Neurology Flashcards
Define multiple sclerosis
Inflammatory demyelinating disease of the CNS
Relapsing-remitting MS: commonest form: clinical attacks of demyelination, with complete recovery between attacks
Clinically isolated syndrome: single clinical attack (doesn’t qualify as MS)
Primary progressive MS: steady accumulation of disability
Explain the aetiology / risk factors of multiple sclerosis
Unknown. Autoimmune basis with postulated environmental trigger (B12 and thyroid problems?)
Risk Factors: EBV exposure
Summarise the epidemiology of multiple sclerosis
1:1000, females 2x risk; present at 20-40 years
closer the equator, lower prevalence. Probably due to vitamin D
Recognise the presenting symptoms of multiple sclerosis
Varies depending on site
Optic neuritis: unilateral deterioration in visual acuity and colour perception. Pain on movement.
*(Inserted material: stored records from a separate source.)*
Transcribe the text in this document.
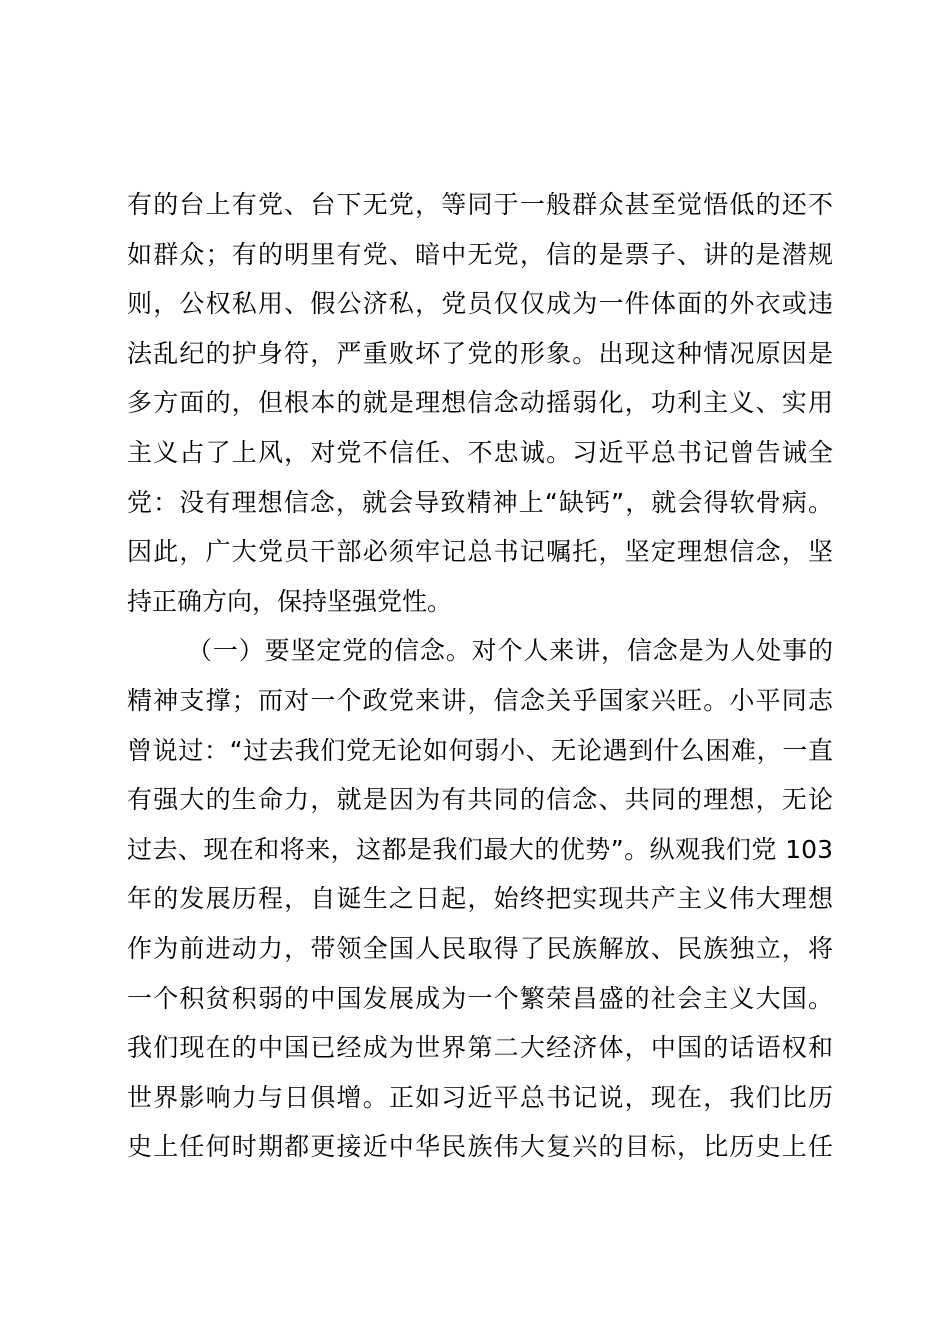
有的台上有党、台下无党，等同于一般群众甚至觉悟低的还不
如群众；有的明里有党、暗中无党，信的是票子、讲的是潜规
则，公权私用、假公济私，党员仅仅成为一件体面的外衣或违
法乱纪的护身符，严重败坏了党的形象。出现这种情况原因是
多方面的，但根本的就是理想信念动摇弱化，功利主义、实用
主义占了上风，对党不信任、不忠诚。习近平总书记曾告诫全
党：没有理想信念，就会导致精神上“缺钙”，就会得软骨病。
因此，广大党员干部必须牢记总书记嘱托，坚定理想信念，坚
持正确方向，保持坚强党性。
（一）要坚定党的信念。对个人来讲，信念是为人处事的
精神支撑；而对一个政党来讲，信念关乎国家兴旺。小平同志
曾说过：“过去我们党无论如何弱小、无论遇到什么困难，一直
有强大的生命力，就是因为有共同的信念、共同的理想，无论
过去、现在和将来，这都是我们最大的优势”。纵观我们党 103
年的发展历程，自诞生之日起，始终把实现共产主义伟大理想
作为前进动力，带领全国人民取得了民族解放、民族独立，将
一个积贫积弱的中国发展成为一个繁荣昌盛的社会主义大国。
我们现在的中国已经成为世界第二大经济体，中国的话语权和
世界影响力与日俱增。正如习近平总书记说，现在，我们比历
史上任何时期都更接近中华民族伟大复兴的目标，比历史上任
Sensory: pins and needles, numbness, burning
Motor: limb weakness, spasms, stiffness, heaviness
Autonomic: urinary urgency, hesitancy, incontinence, impotence
Psychological: depression, psychosis
Uhthoff’s phenomenon: increase/recurrence of symptoms due to conduction block
Recognise the signs of multiple sclerosis on physical examination
Optic neuritis: impaired visual acuity, loss of coloured vision. Fundoscopy – swollen optic nerve head, optic atrophy
Visual field: central scotoma, field defects
Relative afferent pupillary defect: dilation when light swung to diseased eye
Internuclear ophthalmoplegia: failure of adduction in contralateral eye; lesion of contralateral media longitudinal fasciculus
Sensory: paresthesia
Motor: UMN signs
Cerebellar: limb ataxia
Lhermitte’s phenomenon: electric-shock like sensation in arms and legs – precipitated by neck flexion.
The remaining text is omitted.